Training recommenced in October 1943 as the battalion began preparing for its next deployment. This included practising amphibious landings around Trinity Beach, Queensland, at the start of 1944. However, the decision was made to disband the unit, and use its personnel to reinforce other operational units, including several of the Second Australian Imperial Force machine gun battalions. Commencing in mid-March, the battalion transferred much of its vehicles and equipment and its personnel began marching out.
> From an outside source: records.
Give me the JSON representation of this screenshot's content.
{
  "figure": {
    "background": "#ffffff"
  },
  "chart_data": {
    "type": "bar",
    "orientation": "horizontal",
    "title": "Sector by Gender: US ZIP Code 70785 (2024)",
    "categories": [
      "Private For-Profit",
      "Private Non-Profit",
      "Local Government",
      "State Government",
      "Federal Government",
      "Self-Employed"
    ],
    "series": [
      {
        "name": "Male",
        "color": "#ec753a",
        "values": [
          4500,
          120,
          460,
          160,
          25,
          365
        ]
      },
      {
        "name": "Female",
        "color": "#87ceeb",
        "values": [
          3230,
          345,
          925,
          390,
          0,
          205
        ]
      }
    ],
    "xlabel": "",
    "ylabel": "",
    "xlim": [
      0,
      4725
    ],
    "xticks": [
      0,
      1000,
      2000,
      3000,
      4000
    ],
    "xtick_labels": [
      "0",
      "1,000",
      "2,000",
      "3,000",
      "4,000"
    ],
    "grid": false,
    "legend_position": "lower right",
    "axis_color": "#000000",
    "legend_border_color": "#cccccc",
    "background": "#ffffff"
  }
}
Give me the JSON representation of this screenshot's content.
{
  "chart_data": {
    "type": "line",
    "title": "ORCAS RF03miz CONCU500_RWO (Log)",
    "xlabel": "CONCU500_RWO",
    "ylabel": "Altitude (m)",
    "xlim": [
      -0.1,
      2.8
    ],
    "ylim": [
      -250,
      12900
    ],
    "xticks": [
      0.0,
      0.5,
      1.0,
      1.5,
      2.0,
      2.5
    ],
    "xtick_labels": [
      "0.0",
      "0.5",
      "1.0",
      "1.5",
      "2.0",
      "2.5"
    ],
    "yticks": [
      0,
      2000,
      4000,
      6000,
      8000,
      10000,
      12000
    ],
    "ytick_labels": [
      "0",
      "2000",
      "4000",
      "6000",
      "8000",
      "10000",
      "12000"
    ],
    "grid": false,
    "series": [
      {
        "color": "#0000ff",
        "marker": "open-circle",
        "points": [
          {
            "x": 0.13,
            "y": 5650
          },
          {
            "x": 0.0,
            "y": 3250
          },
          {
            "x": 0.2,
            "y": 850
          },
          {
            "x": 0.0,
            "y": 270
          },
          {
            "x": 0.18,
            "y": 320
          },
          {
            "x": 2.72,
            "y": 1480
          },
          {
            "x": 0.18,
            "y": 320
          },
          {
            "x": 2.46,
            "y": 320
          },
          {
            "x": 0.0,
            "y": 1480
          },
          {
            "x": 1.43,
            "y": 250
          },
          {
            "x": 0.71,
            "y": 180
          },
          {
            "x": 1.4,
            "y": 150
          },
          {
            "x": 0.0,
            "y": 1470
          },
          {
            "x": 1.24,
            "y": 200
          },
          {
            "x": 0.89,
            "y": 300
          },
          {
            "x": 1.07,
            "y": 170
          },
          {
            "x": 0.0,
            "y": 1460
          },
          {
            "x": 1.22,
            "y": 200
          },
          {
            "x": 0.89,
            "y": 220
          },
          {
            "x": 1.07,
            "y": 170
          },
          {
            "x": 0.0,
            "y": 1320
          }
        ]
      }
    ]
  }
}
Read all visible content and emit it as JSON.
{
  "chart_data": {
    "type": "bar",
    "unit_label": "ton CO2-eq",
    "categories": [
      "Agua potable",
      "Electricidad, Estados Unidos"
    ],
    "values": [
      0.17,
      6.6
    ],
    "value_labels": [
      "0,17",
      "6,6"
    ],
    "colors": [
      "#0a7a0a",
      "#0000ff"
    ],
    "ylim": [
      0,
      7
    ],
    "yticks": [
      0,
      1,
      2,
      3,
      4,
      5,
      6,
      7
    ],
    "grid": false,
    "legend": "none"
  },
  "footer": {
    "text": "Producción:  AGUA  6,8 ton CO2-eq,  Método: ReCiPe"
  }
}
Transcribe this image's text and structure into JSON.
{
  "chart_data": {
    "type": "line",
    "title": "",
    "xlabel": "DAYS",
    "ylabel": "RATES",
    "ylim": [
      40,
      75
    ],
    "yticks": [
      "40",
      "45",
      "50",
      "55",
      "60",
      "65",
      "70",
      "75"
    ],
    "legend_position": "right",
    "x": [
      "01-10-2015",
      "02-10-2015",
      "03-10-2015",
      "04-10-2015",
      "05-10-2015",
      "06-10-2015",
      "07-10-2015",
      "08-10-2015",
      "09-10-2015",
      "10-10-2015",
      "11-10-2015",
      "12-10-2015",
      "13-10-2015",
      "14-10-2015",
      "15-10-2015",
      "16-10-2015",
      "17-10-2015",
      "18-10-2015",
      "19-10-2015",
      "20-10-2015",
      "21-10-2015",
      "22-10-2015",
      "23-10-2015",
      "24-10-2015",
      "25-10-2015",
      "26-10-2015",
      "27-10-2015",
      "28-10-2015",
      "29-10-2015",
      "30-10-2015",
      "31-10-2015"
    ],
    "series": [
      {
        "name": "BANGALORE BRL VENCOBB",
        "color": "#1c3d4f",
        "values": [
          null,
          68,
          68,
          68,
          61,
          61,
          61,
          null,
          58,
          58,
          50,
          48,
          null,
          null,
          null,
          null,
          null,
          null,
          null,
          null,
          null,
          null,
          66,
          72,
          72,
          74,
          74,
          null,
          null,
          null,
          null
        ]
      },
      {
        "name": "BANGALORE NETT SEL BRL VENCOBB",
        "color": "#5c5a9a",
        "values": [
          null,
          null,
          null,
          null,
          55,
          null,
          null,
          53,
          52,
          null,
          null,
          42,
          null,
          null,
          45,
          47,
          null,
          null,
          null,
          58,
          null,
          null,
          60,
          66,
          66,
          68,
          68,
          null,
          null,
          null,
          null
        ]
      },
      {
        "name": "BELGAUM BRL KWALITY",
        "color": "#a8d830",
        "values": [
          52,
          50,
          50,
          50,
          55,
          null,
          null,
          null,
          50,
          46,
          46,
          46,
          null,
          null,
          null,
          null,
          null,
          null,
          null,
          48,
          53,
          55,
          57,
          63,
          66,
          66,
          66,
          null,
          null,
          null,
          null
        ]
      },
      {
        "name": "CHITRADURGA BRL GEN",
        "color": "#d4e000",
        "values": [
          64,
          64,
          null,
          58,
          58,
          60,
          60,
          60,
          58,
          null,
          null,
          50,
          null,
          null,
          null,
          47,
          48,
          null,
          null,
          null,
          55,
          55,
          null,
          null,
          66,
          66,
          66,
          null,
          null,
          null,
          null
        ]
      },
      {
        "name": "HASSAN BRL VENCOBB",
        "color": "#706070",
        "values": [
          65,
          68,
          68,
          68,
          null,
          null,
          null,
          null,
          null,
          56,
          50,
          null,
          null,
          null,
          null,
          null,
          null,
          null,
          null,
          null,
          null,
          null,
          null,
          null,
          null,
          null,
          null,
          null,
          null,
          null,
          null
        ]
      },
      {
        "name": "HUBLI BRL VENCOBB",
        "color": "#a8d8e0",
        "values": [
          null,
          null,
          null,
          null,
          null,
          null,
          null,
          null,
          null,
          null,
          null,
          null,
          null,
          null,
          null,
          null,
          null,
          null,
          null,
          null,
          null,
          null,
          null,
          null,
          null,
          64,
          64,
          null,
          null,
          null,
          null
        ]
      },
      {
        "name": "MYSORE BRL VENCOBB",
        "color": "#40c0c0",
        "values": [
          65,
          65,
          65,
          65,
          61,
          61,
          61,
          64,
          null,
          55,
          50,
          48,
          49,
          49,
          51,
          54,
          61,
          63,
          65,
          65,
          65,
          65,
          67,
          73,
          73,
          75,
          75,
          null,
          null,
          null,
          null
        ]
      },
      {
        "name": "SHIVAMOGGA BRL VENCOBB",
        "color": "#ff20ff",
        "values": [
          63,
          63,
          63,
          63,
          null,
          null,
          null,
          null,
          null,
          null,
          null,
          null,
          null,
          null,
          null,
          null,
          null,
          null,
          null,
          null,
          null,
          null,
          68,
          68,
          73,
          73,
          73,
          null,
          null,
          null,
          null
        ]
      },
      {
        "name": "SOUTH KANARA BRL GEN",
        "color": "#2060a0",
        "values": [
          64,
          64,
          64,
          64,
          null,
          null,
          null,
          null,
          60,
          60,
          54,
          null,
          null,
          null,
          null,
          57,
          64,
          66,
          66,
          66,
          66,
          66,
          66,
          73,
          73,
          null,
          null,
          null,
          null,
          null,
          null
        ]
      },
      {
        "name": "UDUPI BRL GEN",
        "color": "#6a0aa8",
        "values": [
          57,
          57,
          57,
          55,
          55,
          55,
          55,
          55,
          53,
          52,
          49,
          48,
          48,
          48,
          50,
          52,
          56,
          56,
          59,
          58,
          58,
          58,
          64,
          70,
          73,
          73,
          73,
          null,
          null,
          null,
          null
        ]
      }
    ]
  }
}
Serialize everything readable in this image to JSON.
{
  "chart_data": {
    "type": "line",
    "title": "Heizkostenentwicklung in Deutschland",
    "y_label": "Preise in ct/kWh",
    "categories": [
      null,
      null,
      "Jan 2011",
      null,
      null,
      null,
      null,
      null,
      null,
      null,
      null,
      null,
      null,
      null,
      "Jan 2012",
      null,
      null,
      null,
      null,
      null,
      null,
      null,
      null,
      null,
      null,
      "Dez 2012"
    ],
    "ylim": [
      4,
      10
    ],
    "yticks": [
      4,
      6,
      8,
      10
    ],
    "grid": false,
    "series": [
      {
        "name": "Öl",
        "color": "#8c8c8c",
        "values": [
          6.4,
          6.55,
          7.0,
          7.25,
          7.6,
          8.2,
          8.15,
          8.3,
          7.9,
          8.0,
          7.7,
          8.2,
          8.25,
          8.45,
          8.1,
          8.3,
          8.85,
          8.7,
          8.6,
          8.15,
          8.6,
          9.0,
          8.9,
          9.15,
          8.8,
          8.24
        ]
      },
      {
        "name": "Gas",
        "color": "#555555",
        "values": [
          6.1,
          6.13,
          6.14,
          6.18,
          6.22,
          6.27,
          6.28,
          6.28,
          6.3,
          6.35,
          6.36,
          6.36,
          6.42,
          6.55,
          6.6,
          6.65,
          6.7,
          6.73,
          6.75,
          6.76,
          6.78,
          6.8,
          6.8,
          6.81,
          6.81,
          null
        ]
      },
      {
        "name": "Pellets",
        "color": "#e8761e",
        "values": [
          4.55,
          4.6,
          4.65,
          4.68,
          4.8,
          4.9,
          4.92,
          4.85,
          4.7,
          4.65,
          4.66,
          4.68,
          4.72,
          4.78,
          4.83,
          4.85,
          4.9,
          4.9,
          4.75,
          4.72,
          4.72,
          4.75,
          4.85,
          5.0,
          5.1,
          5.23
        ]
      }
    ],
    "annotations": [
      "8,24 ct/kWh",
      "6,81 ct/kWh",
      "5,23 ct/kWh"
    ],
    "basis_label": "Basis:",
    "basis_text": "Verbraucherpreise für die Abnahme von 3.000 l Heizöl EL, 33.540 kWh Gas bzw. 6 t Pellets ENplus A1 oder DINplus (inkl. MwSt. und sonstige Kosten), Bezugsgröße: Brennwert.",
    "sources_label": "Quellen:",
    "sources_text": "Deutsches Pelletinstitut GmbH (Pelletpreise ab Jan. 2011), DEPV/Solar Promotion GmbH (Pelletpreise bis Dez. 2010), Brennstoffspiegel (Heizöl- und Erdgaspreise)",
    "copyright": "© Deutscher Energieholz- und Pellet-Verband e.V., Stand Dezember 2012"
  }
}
Support troops went to docking and forestry companies, while combat troops went to units such as 2/1st, 2/2nd and 2/3rd Machine Gun Battalions, and 61st Infantry Battalion with whom they saw subsequent operational service. Some personnel were also transferred to the Royal Australian Navy. The process of disbanding the unit was completed by 1 May 1944.

==Battle honours==
The battalion received one battle honour for its service: "South West Pacific 1943".